Any opinions? Who wants to play Ann Landers? (A syndicated advice
columnist.)

Thanks!


Is this happening during phone calls? That's the impression I'm getting.
Perhaps, if she read this, and understood that sometimes you just do *not*
get emotionally invested in yest *another* problem she's having... Okay,
bad idea.

For me... I'd say "brain fart" when she gets into her "I JUST SAID THAT"
mode. Tends to make people laugh (because they dont' know what to make of
it), and eases tension.

If she continues to berate you, then she isn't much of friend, is she?
She knows you find it hurtful, she knows it bothers you, and yet she does
it anyway.

My opinions only, not even worth the ether they printed on...


Smokie Darling (Annie)


On the other hand, she may not understand that you really can't help it.
She might find it hurtful that, from her point of view, you don't care
enough about what she is saying to pay attention.

Joy


Which is why I said that the first idea was not a good one.
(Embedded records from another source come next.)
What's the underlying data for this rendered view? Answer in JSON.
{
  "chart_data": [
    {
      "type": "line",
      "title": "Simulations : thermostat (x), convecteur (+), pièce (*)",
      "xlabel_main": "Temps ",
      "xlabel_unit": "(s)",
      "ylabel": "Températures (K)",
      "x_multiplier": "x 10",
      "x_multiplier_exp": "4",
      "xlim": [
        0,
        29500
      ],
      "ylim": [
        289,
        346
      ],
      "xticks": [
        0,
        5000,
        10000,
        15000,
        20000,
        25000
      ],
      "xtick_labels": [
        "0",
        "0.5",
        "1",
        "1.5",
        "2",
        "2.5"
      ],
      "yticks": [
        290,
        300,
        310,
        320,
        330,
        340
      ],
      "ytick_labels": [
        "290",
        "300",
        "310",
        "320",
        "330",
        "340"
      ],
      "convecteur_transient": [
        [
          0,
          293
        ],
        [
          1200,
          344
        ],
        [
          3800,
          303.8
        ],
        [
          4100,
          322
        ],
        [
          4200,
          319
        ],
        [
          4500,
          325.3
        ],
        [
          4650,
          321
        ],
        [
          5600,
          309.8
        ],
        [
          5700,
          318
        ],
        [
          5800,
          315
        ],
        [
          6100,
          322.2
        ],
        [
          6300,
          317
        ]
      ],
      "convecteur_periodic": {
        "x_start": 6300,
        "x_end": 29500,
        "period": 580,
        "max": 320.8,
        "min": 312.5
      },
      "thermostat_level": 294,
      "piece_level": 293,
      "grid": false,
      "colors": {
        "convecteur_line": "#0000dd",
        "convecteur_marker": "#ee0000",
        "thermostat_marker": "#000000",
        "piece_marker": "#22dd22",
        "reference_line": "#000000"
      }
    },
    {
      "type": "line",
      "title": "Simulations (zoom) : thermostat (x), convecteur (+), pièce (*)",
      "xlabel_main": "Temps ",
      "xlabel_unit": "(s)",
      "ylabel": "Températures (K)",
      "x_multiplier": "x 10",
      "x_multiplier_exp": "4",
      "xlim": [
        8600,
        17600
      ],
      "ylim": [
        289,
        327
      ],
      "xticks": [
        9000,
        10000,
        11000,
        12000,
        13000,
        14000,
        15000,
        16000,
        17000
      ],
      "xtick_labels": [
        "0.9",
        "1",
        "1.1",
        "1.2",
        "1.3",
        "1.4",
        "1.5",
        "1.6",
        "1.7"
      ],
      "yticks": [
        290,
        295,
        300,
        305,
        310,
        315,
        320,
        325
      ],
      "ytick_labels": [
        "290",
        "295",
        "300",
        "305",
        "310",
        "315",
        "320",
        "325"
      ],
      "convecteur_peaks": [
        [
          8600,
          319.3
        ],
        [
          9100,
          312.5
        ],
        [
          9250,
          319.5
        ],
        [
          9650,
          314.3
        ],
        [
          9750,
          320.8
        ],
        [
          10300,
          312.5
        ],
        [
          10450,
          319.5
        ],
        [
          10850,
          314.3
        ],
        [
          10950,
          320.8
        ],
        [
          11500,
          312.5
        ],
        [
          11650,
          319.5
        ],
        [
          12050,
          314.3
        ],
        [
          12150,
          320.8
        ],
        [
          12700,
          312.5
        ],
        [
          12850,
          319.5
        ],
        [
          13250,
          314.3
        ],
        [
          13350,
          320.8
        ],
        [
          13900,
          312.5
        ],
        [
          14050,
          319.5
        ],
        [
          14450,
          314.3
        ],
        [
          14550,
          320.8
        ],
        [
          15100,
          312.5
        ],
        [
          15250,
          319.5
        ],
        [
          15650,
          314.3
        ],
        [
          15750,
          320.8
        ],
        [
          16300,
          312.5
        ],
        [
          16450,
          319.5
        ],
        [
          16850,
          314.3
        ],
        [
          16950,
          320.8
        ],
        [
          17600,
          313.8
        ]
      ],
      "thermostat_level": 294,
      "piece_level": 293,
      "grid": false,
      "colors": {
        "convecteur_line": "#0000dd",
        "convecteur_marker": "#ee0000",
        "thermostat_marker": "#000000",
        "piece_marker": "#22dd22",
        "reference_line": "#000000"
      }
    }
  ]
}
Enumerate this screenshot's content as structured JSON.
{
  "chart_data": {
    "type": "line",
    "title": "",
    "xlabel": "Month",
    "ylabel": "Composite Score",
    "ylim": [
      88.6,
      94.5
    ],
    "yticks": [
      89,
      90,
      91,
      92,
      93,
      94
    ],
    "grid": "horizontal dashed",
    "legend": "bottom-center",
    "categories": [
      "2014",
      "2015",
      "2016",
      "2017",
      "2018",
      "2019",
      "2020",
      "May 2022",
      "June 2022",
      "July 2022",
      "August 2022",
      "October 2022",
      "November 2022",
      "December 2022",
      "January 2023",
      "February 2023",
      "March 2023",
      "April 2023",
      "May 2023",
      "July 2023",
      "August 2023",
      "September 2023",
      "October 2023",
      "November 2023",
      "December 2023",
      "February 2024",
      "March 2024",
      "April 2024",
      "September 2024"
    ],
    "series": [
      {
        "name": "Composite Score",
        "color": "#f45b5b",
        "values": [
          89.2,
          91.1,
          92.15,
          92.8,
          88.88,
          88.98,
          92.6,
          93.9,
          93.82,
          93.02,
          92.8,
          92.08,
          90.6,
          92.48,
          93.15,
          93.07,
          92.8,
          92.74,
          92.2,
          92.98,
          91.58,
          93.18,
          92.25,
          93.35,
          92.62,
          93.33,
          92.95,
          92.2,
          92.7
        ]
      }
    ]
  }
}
The "Brain Fart" idea might be more helpful. It at least reminds her, in a less "mean" fashion, that you have issues with staying engaged (with anything).

I *had* one friend like this, except she always bitched because I wouldn't go hiking/camping with her anymore. You know, forget the fact that I can't walk somedays, and I don't know which days those are. Forget that I'm disabled, and will be disabled for the rest of my life (even they could *cure* RA, they can't fix all the damage). We aren't friends anymore. By my choice.